官方文档:https://dev.mysql.com/doc/refman/5.7/en/innodb-table-compression.html
- 基于页的压缩
- 每个表的页大小可以不同(针对压缩表来讲)
虽然 SQL 语法中写的是 row_format=compressed,但是压缩是针对页的,而不是记录;即读页的时候解压,写页的时候压缩,并不会在读取或写入单个记录(row)时就进行解压或压缩操作。-- ger3_space的file_block_size=4096,不是innodb_page_size的大小
-- 所在在创建普通表的时候,报错了
mysql> create table test_ger (a int) tablespace=ger3_space;
ERROR 1478 (HY000): InnoDB: Tablespace `ger3_space` uses block size 4096 and cannot contain a table with physical page size 8192
-- 使用压缩表的方式
mysql> create table comps_test1 (a int) row_format=compressed, key_block_size=4; -- 1K, 2K, 4K, 8K, 16K 只有这几个页大小可以选择
Query OK, 0 rows affected (0.13 sec)
-- 在之前的ger3_space中创建压缩表
mysql> create table comps_test2 (a int)tablespace=ger3_space row_format=compressed, key_block_size=4;
-- 由于ger3_space是4K的,所以这里页大小也只能是4K
Query OK, 0 rows affected (0.09 sec)
-- 修改存在的表变成压缩表
mysql> alter table t1 row_format=compressed,key_block_size=4;
Query OK, 0 rows affected (0.17 sec)
Records: 0 Duplicates: 0 Warnings: 0
key_block_size 的含义
- key_block_size 的可选项是 1k,2k,4k,8k,16k(是页大小,不是比例)

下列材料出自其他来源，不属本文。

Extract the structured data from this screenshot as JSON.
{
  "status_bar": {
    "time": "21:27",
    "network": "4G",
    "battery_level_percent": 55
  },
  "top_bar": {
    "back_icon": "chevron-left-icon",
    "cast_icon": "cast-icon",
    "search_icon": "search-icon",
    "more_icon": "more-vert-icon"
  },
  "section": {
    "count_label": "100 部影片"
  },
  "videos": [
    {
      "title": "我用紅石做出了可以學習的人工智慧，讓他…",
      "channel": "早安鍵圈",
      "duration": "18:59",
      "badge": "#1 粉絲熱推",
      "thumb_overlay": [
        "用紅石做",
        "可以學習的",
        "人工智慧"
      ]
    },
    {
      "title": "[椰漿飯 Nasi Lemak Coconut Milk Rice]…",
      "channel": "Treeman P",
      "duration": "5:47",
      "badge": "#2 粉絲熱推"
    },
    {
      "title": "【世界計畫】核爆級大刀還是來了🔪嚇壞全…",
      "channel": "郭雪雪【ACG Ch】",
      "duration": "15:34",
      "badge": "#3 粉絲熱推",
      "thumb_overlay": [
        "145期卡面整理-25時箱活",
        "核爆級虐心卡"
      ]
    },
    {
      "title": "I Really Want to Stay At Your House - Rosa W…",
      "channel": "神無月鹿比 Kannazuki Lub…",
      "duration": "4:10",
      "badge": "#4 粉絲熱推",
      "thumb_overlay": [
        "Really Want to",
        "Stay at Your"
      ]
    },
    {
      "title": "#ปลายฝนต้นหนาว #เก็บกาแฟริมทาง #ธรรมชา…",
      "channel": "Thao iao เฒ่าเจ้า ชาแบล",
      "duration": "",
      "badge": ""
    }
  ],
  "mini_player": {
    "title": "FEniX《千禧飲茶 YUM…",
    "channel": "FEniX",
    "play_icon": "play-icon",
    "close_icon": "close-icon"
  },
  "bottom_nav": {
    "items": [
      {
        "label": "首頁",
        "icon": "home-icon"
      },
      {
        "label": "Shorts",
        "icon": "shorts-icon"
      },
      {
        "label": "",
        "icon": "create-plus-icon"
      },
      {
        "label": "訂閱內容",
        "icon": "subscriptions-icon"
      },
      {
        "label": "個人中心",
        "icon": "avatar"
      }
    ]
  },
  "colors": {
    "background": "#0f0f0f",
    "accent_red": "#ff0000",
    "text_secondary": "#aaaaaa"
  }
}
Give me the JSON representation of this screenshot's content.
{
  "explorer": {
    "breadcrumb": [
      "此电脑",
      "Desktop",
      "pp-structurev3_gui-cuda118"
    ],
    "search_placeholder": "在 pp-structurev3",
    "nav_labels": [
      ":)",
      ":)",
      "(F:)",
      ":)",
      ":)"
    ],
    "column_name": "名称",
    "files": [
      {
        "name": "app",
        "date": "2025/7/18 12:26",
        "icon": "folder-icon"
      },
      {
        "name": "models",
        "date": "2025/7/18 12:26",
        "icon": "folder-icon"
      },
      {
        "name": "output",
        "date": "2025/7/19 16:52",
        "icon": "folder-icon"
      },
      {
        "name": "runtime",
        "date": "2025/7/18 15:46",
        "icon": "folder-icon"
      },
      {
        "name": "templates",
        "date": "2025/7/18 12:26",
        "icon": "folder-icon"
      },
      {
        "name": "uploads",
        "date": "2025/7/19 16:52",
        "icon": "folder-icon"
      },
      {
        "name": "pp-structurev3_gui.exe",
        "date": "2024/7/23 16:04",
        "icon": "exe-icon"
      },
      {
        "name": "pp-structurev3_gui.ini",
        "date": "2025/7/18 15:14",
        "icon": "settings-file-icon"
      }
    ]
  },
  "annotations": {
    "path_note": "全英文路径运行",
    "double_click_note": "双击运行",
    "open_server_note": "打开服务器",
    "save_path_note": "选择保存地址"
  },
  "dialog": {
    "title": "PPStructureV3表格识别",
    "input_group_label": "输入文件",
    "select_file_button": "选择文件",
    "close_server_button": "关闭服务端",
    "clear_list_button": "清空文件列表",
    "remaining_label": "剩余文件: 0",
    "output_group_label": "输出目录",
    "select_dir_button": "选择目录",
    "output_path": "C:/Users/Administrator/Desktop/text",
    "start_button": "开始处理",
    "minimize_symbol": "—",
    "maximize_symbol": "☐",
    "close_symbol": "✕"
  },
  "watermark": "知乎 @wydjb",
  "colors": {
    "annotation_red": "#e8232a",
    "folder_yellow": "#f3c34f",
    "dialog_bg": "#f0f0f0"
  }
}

- 不是将原来 innodb_page_size 页大小的数据压缩成 key_block_size 的页大小,因为有些数据可能不能压缩,或者压缩不到那么小
- 压缩是将原来的页的数据通过压缩算法压缩到一定的大小,然后用 key_block_size 大小的页去存放。
- 比如原来的 innodb_page_size 大小是 16k,现在的 key_block_size 设置为 8k;
- 某表的数据大小是 24k ,原先使用 2 个 16k 的页存放;
- 压缩后,数据从 24k -> 18k;
- 由于现在的 key_block_size=8k ,所以需要 3 个 8K 的页存放压缩后的 18k 数据
- 多余的空间可以留给下次插入或者更新
压缩比和设置的 key_block_size 没有关系。压缩比看数据本身和算法(zlib), key_block_size 仅仅是设置 存放压缩数据的页大小
不解压也能插入数据,通过在剩余空间直接存放 redo log,然后页空间存放满后,再解压,利用 redo log 更新完成后,最后再压缩存放(此时就没有 redo log 了),减少解压和压缩的次数。
计算压缩比
通过 information_schema 库可以计算表中数据的压缩比。
mysql> use employees ;
Database changed
mysql> create table employee_comps_1 like employees;
Query OK, 0 rows affected (0.16 sec)
mysql> alter table employee_comps_1 row_format=compressed,key_block_size=4;
Query OK, 0 rows affected (0.19 sec)
Records: 0 Duplicates: 0 Warnings: 0
mysql> show create table employee_comps_1\G
*************************** 1. row ***************************
Table: employee_comps_1
Create Table: CREATE TABLE `employee_comps_1` (
`emp_no` int(11) NOT NULL,
`birth_date` date NOT NULL,
`first_name` varchar(14) NOT NULL,
`last_name` varchar(16) NOT NULL,
`gender` enum('M','F') NOT NULL,
`hire_date` date NOT NULL,
PRIMARY KEY (`emp_no`)
) ENGINE=InnoDB DEFAULT CHARSET=utf8mb4 ROW_FORMAT=COMPRESSED KEY_BLOCK_SIZE=4 1 row in set (0.00 sec)
-- 插入数据
mysql> insert into employee_comps_1 select * from employees;
Query OK, 300024 rows affected (8.10 sec)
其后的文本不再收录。